Emanuele Rocco, L’Europeo 5/2013, 24 maggio 2013
FINO ALL’ULTIMO BUGIARDINO
Una delle battaglie più combattute dalla Costituente è stata, incredibilmente, per le farmacie. Mentre si discuteva delle modifiche da apportare alla legge comunale e provinciale, comunisti e socialisti presentarono un emendamento per ripristinare la facoltà, che i comuni avevano prima del fascismo, di istituire farmacie municipali. Questo poteva avere ripercussioni sfavorevoli tra i farmacisti privati, quindi i democristiani si opposero, in principio, alla votazione. Poi, votarono contro. Al momento della votazione però pochi erano i deputati presenti, incerto l’esito per alzata e seduta, quindi Giovanni Conti (vicepresidente dell’Assemblea costituente, repubblicano, estensore dell’articolo 104 della Costituzione sull’indipendenza della magistratura, ndr), che presiedeva, indisse, su richiesta dei democristiani, la votazione per appello nominale. Subito corsero parole non precisamente parlamentari: ci fu chi, appartenendo alla sini stra, si sentì in dovere di rammentare ai democristiani che in molti paesi i farmacisti privati sono, accanto al parroco, i loro migliori agenti elettorali. I tre segretari dei partiti di massa Giulio Andreotti, Paolo De Michelis (presidente del Psi dal febbraio 1947 al gennaio 1948, ndr) e Nilde lotti, partirono di corsa per richiamare i loro deputati, che si trovavano sparsi per Montecitorio. Molti i deputati de che affollavano il corridoio dei Passi perduti; pochi, invece, i comunisti. Allora la Iotti si attaccò al telefono per convincere i deputati comunisti che fosse riuscita a trovare. Voleva vendicarsi della sconfitta subita il giorno prima dalla sinistra, per soli pochi voti, di fronte alla democrazia cristiana e alle destre coalizzate. Deputati di tutti i partiti presero così ad affluire al Parlamento; entravano correndo a Montecitorio. Andreotti, vedendo l’afflusso di “sinistri”, si attaccò al telefono, ma fu sfortunato: trovò solo Alfredo Proia che era in ufficio presso la stazione. L’onorevole Proia salì in macchina urlando all’autista: «A Montecitorio. A tutta velocità». Ma aveva fatto i conti senza i semafori: dalla stazione a Montecitorio ce ne sono sei; segnavano tutti “rosso”. Proia dovette fare i corridoi della Camera di corsa. Entrò proprio chiamavano il suo nome, disse «no». E si lasciò andare su un banco.

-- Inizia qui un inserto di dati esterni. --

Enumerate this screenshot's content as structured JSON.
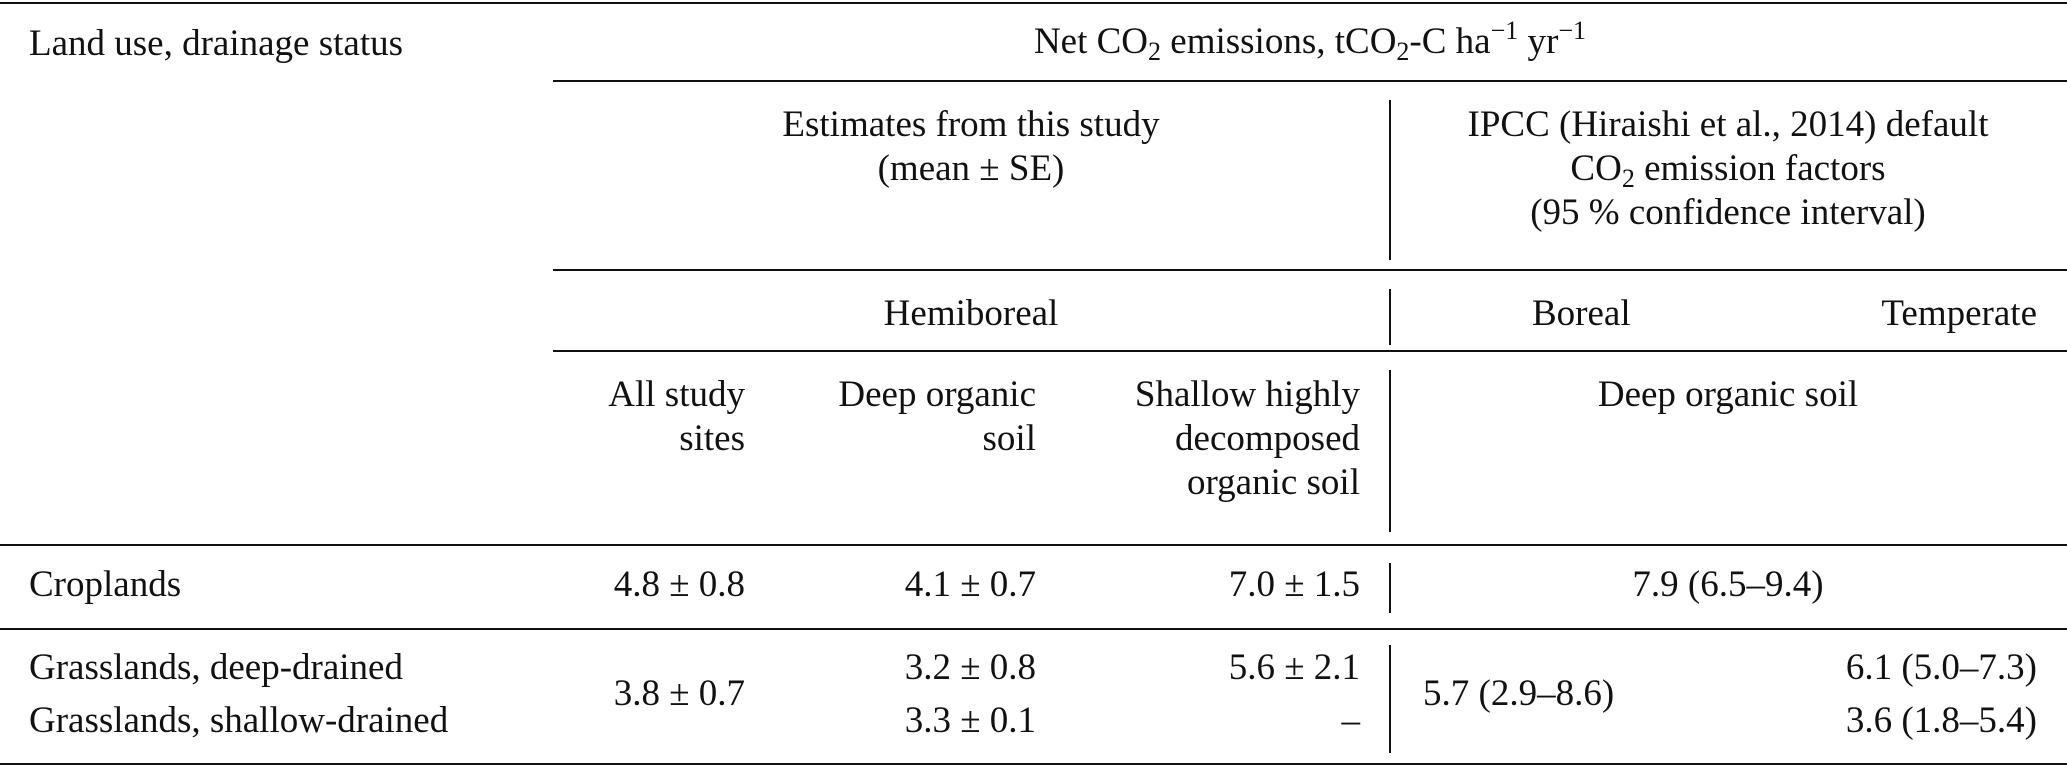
{
  "table": {
    "corner_header": "Land use, drainage status",
    "main_header": {
      "pre": "Net CO",
      "sub1": "2",
      "mid": " emissions, tCO",
      "sub2": "2",
      "mid2": "-C ha",
      "sup1": "−1",
      "mid3": " yr",
      "sup2": "−1"
    },
    "group_study": {
      "line1": "Estimates from this study",
      "line2": "(mean ± SE)"
    },
    "group_ipcc": {
      "line1": "IPCC (Hiraishi et al., 2014) default",
      "line2_pre": "CO",
      "line2_sub": "2",
      "line2_post": " emission factors",
      "line3": "(95 % confidence interval)"
    },
    "zone_hemiboreal": "Hemiboreal",
    "zone_boreal": "Boreal",
    "zone_temperate": "Temperate",
    "col_all": {
      "line1": "All study",
      "line2": "sites"
    },
    "col_deep": {
      "line1": "Deep organic",
      "line2": "soil"
    },
    "col_shallow": {
      "line1": "Shallow highly",
      "line2": "decomposed",
      "line3": "organic soil"
    },
    "col_ipcc_deep": "Deep organic soil",
    "rows": {
      "croplands": {
        "label": "Croplands",
        "all": "4.8 ± 0.8",
        "deep": "4.1 ± 0.7",
        "shallow": "7.0 ± 1.5",
        "ipcc": "7.9 (6.5–9.4)"
      },
      "grass_deep": {
        "label": "Grasslands, deep-drained",
        "deep": "3.2 ± 0.8",
        "shallow": "5.6 ± 2.1",
        "temperate": "6.1 (5.0–7.3)"
      },
      "grass_shallow": {
        "label": "Grasslands, shallow-drained",
        "deep": "3.3 ± 0.1",
        "shallow": "–",
        "temperate": "3.6 (1.8–5.4)"
      },
      "grass_all": "3.8 ± 0.7",
      "grass_boreal": "5.7 (2.9–8.6)"
    }
  }
}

Le telefonate della Iotti ottennero un miglior successo. Mario Montagnana ed Elettra Pollastrini erano a pranzo al Circolo delle Forze Armate. Buttarono il tovagliolo, presero il tassi; andò tutto bene fino quasi a Montecitorio. Un vigile non voleva far passare: «C’è la Camera aperta, possono passare solo i deputati». «Ma noi dobbiamo andare a votare». «Non si può; solo i deputati possono passare». «Siamo deputati». Passarono e fecero a tempo. Mauro Scoccimarro fu trovato dal dentista: gli stavano otturando un dente. Non si sciacquò neppure e, allontanato il trapano, si lanciò per strada lasciando una scia di odore di medicinali. Non c’erano tassi, ma l’ex ministro vide una macchina del ministero delle Finanze; la fermò, c’erano dentro due signori; domandò loro se avrebbero potuto accompagnarlo a Montecitorio. Gli fu chiesto chi fosse e fu accolto nella macchina. A piazza della Croce Rossa c’era un tassi libero; Scoccimarro arrivò in tempo a votare. Fausto Gullo (comunista, propose un’Assembea Costituente durante la prima riunione del primo Consiglio dei ministri dell’Italia liberata, ndr) si trovava al ministero di Grazia e giustizia. Si precipitò per le scale. In quel momento entrava alla Camera il ministro dell’Agricoltura Antonio Segni (De), che doveva parlare con un ministro comunista. Si incontrarono perle scale e Gullo gridò che era lì per una votazione. Segni domandò come votare: «Tu vota no», disse Gullo, «io devo votare sì». Entrarono in aula. Gullo restò finché non seppe che la sinistra aveva vinto per otto voti: non si sarebbe perdonato una sconfitta per un solo voto.